The Steamboat Springs Planning Commission voted, 4-3, late Thursday night to recommend an expansion of the Urban Growth Boundary in western Steamboat Springs to accommodate 185 acres of the proposed Steamboat 700 development.
The Steamboat 700 team still needs to win a recommendation for approval from the Routt County Planning Commission, and the final decision about its urban growth boundary re-quest will come Aug. 12, during a joint meeting of the Steamboat Springs City Council and the Routt County Board of Commissioners.
The UGB is a line that was established by the Steamboat Springs Area Community Plan to delineate between land to be developed for future urban use and lands that should be kept for rural use.

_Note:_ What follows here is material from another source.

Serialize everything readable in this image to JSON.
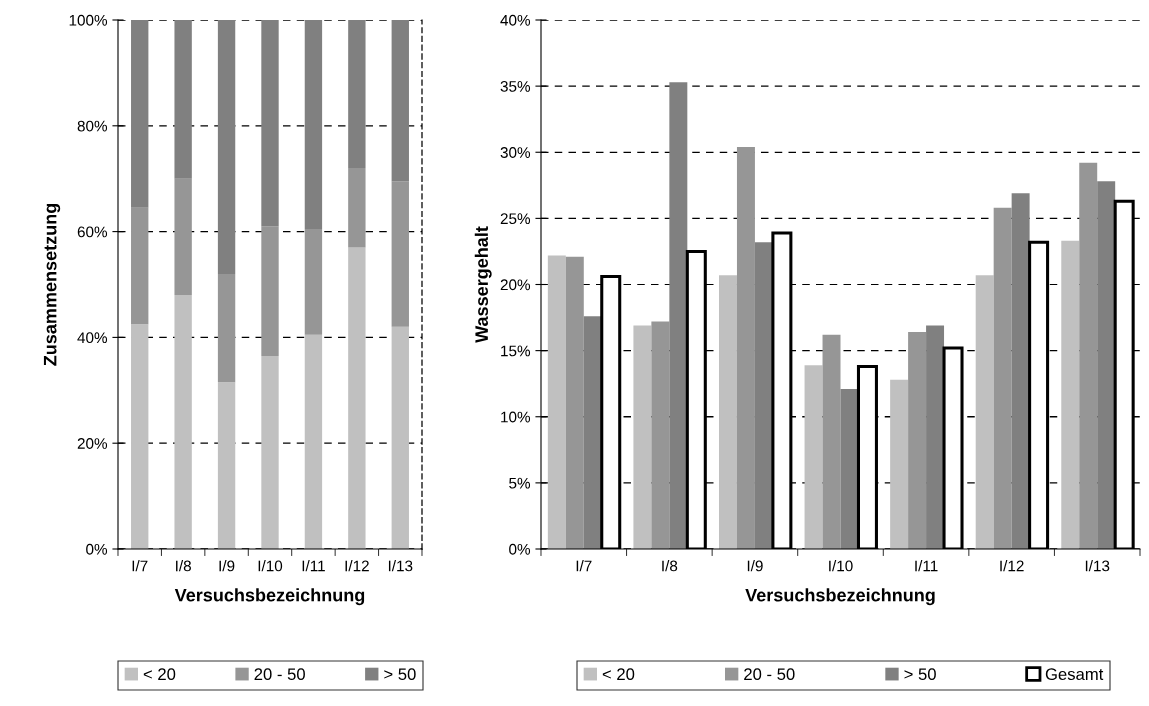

Inclusion of a site in the UGB is a step toward annexing the site into city limits.
Steamboat planning commissioners Kathi Meyer, Karen Dixon, Tom Ernst and alternate Brian Hanlen supported a UGB expansion for Steamboat 700, while commissioners Rich Levy, Sarah Fox and Cedar Beauregard voted against an expansion.
City Planner Jason Peasley advised the commissioners to ask themselves, "Is this property appropriate for developing and does it meet the needs of the community?" when deciding whether to extend the UGB.
Steamboat 700 is a proposed 700-acre development - 185 acres of which lie outside the UGB - that could include up to 2,200 residences and 300,000 square feet of commercial space. The area that lies within the UGB is designated by the West of Steamboat Springs Area Plan to be developed into a mixed-use community for future growth.
"The biggest part of this was that, in my opinion, moving the UGB here is a logical change," Meyer said of her decision to recommend approval. West of Steamboat Springs already is identified as the direction the city should grow, Meyer said, and the applicant demonstrated that the existing UGB wasn't based on any physical constraints on the property.
Although Levy agreed that development should occur west of the city, he disapproved of the amount of development proposed by Steamboat 700.
"I think this kind of expanded development is premature," Levy said, citing the lack of a traffic study and unknown capacities of U.S. 40. He said the UGB was created as a growth-rate control mechanism and is the only such tool at the city's disposal.
"The community stated rapid growth as one of their top concerns," Levy said. "And I think this is what that is."
Meyer said one person spoke during public comment to encourage following the guidelines of the West of Steamboat Springs Area Plan and allow growth to take place in the area.
"We are pleased that they approved it," Steamboat 700 land-use attorney Bob Weiss said. "The applicant is proposing a master plan that encompasses the whole property and in order to provide all of the things the city wants, such as affordable housing and a trail system," the UGB needs to be amended to include the entire property, Weiss said.
He added that if the UGB isn't amended, the way the land is currently zoned, then "it will end up being several large-lot trophy houses, and I don't think that is in the best interest of the community."
The UGB line is not permanent and is intended to be a growth management tool that requires lengthy community discussion about the future growth goals of the city before it can be amended, city planners said.
There are three more public meetings to discuss this year's five applications to amend the UGB before the Steamboat Springs City Council and Routt County Board of Commissioners make the final decisions in August.